CPU Rings & the Architecture of a Modern Guild

a minute ago   •   2 min read

By Vladimír Záhradník
From one substrate, many aligned systems. Photo by Laura Ockel on Unsplash

A flat hierarchy is my ideal — but even flat systems require layers of access. As an engineer, my mental model for this comes from CPU privilege rings. They map surprisingly well to leadership inside a modern, decentralized guild.


🔸 Ring 0 — Full Context (just me)

I hold complete architectural visibility — the long-game direction, the structural blueprint, the continuity of vision. Ring 0 isn’t about control. It’s about stewardship.


🔸 Ring 1 — The Inner Circle

A handful of deeply aligned collaborators.
People who don’t just understand the mission — they carry it.

These are the individuals who help translate vision into systems, culture, and early traction.


🔸 Ring 2 — The Guild Members

Most contributors operate here: autonomous, trusted, skilled.

This layer is about:

  • mastery of craft,
  • minimal bureaucracy,
  • high ownership,
  • independence without isolation.

Ring 2 is where the guild becomes real.


🔸 Ring 3 — The Public Interface (“The API Layer”)

My inner engineer can’t resist this metaphor:
Ring 3 is the public API of the guild.

It has two clear functions:

1️⃣ Customers

People who will attend our conferences, buy our products, or interact with our ecosystem.

2️⃣ Other Founders — the Business API

This is where scale happens.

If I want my organizational model to spread, it cannot be limited to one company. It needs to be adopted. And the most efficient way to spread a leadership model is not through bureaucracy — but through aligned founders.

Mentor the CEOs, not the entire org chart.

One strong founder influences dozens.
Ten strong founders can influence thousands.


The First Founder Is Already Inside the Circle

I’ve already begun this process: mentoring one early-stage founder.
My financial investment is symbolic compared to traditional angel funds, but the alignment is what matters.

This prototype will tell me everything I need to know.

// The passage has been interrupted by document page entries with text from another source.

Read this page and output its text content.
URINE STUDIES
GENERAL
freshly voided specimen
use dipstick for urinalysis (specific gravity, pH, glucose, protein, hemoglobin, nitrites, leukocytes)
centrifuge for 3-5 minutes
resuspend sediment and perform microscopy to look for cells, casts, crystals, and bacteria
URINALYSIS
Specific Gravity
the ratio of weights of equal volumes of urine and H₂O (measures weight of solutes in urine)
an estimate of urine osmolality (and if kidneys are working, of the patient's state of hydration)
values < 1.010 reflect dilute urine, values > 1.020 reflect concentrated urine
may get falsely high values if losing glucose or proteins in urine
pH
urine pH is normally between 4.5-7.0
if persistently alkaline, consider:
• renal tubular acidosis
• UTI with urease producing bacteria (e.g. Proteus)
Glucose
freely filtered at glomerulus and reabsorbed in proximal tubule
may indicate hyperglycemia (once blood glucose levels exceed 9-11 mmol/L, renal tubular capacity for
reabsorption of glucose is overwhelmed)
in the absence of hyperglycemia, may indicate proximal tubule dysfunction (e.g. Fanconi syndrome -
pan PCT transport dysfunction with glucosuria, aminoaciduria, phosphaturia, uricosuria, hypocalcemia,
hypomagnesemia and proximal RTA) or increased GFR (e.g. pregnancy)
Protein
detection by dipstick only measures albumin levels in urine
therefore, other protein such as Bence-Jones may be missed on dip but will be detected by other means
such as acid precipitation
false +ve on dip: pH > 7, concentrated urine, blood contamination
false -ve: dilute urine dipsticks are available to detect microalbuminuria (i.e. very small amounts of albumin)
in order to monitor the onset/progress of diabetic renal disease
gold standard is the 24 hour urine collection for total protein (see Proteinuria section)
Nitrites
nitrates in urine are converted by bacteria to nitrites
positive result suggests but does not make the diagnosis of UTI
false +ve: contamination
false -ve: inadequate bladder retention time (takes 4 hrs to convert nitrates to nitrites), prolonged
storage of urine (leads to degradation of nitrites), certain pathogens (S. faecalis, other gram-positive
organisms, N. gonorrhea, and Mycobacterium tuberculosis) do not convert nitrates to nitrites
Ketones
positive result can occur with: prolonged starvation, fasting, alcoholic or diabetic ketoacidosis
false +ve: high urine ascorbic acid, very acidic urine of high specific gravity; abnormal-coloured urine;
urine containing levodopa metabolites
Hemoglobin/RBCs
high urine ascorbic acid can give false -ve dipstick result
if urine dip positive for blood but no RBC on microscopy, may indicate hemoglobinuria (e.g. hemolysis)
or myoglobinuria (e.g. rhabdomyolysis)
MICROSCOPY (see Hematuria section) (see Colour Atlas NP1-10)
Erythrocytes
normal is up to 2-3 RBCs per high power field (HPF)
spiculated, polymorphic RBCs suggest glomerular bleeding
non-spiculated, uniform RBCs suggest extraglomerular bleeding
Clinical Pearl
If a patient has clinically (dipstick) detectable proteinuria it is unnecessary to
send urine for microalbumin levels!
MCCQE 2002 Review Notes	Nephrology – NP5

If the model works, Ring 3 may one day include dozens of founders operating on:

  • autonomy,
  • micro-teams,
  • sustainable pace,
  • mastery over grind,
  • long-game thinking.

This is impact without building a corporation of 10,000 people.


Closing Thought

I won’t unpack the entire vision today, but the trajectory is clear:

I am quietly building a distributed, founder-aligned ecosystem —
not a physical “valley,” but a network of modern guilds.

And the first node is already online.